Ghanaian-born Lorencz says she started African Travel Seminars in 1996 to give travelers an experience “above and beyond” that of your typical vacation trip. That means giving her clients a memorable experience that incorporates adventure, as well as education about the history and culture of the countries they visit. “When I was working as a director with colleges, I was not impressed by the monotonous tours and watered-down history of Ghana and other African countries being offered to travelers. I wanted to change that,” Lorencz explains.
She has greatly enhanced the experience by utilizing all available methods of education, including readings, surveying archeological sites and discoveries, lectures, field adventures and outings that allow the travelers to experience a true, cultural immersion. “I manage to build in the academic component. There are even assignments, and a pretest is given before you travel,” she says.
Her company customizes programs for each client. Her goal is not only to change the mindset and knowledge of the traveler, but also to leave a positive, lasting effect on the area and the people visited. “I place an enormous emphasis on leaving the country in a better condition than when the groups or travelers arrived,” Lorencz says.
She achieves this by asking participants to leave items for the people, which could be as simple as pens, notebooks, or school supplies. “You’d be surprised how, in some of these countries, children use discarded straight-edge razor blades as pencil sharpeners,” she says. In some cases church groups, she adds, colleges, and/or sole travelers have been so moved by the ATS experience that they have started scholarship programs in some regions.

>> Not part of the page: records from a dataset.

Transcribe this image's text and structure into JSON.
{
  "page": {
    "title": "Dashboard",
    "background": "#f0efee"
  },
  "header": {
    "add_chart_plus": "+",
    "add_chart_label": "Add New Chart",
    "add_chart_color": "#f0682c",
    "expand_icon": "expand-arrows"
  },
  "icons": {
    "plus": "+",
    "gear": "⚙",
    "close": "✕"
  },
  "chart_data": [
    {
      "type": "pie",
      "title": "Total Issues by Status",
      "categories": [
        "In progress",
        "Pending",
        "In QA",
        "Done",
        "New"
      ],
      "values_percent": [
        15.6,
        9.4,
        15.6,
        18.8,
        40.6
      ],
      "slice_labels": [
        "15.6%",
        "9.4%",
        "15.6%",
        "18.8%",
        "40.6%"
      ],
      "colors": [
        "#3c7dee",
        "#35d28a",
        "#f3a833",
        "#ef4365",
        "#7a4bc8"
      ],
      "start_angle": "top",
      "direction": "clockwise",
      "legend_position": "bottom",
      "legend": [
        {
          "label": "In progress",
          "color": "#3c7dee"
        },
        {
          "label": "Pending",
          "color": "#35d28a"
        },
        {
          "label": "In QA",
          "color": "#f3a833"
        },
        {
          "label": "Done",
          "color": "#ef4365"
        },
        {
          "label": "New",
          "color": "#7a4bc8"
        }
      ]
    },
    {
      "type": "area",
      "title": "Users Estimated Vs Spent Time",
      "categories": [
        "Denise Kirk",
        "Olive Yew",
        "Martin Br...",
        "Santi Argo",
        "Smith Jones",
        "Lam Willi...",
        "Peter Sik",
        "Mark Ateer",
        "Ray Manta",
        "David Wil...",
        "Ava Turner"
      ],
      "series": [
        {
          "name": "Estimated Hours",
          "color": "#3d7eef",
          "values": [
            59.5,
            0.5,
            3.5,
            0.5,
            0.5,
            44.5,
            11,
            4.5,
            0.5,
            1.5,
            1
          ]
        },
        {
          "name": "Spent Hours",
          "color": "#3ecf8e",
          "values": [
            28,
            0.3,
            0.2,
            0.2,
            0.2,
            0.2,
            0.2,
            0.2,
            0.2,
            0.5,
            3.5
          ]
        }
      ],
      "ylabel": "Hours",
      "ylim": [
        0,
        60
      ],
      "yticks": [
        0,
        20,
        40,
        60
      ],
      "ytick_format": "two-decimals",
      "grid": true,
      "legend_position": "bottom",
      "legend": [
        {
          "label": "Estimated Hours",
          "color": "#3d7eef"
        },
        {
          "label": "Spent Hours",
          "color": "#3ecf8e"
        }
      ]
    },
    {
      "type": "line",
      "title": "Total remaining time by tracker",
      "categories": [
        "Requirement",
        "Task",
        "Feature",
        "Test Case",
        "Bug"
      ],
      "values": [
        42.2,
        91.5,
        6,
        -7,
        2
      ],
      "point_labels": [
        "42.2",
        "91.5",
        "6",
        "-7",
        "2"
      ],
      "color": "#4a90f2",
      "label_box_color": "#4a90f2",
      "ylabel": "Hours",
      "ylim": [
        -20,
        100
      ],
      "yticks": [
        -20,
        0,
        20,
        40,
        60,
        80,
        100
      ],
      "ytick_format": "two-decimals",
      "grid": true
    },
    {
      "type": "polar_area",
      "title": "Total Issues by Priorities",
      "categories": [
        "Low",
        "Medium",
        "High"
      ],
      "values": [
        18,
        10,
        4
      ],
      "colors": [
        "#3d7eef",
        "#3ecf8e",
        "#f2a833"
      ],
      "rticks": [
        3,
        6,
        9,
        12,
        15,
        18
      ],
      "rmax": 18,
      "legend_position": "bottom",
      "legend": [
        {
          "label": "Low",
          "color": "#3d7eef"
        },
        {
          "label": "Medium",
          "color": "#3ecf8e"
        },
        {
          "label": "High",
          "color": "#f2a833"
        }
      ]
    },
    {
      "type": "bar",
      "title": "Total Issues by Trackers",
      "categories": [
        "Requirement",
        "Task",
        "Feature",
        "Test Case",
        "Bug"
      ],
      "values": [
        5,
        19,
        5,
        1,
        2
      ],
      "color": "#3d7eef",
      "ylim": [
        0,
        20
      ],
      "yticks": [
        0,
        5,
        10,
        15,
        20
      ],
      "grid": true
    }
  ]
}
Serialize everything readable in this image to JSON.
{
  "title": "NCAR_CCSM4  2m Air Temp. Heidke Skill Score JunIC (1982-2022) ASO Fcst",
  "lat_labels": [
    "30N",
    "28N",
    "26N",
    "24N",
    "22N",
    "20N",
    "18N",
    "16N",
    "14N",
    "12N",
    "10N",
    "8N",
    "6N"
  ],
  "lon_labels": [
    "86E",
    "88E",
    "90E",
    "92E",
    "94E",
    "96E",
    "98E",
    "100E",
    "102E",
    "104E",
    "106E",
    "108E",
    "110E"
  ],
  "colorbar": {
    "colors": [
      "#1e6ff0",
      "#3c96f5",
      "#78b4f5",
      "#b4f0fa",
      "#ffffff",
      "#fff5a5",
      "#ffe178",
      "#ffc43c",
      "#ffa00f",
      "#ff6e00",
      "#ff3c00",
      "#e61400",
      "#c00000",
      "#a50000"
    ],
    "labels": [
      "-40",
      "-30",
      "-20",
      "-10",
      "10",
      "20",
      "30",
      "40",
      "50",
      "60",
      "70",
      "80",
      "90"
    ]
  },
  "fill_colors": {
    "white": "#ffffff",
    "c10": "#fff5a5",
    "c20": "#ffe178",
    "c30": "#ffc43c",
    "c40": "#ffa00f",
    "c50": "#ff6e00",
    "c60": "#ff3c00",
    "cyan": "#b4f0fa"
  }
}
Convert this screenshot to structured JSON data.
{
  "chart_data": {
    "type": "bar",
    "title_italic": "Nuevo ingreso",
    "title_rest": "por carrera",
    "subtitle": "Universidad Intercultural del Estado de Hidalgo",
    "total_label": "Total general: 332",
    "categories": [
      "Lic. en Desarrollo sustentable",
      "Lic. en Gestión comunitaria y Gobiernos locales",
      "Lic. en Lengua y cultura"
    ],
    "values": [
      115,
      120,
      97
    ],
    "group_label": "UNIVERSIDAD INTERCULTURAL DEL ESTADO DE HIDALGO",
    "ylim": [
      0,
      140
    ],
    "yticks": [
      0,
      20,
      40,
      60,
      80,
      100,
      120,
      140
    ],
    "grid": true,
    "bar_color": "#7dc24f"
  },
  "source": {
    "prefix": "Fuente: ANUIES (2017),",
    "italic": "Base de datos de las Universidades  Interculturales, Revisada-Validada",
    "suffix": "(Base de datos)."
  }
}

Although ATS focuses mostly on Africa, it arranges tours to destinations in Central and South America, such as Costa Rica and Brazil. Special-interest groups can even book spiritual heritage tours to The Holy Land. In tough economic times, such special-interest, as well as activist, school and church-based groups, are the most loyal. “They account for the majority of recurring business while the number of solo, luxury travelers dwindles,” Lorencz explains.
Lorencz sees her APEX award as an endorsement of the work she does through ATS. “I want people to realize they are going to learn, that it’s not just a tour. You’re not just seeing sights. It’s educational,” she insists.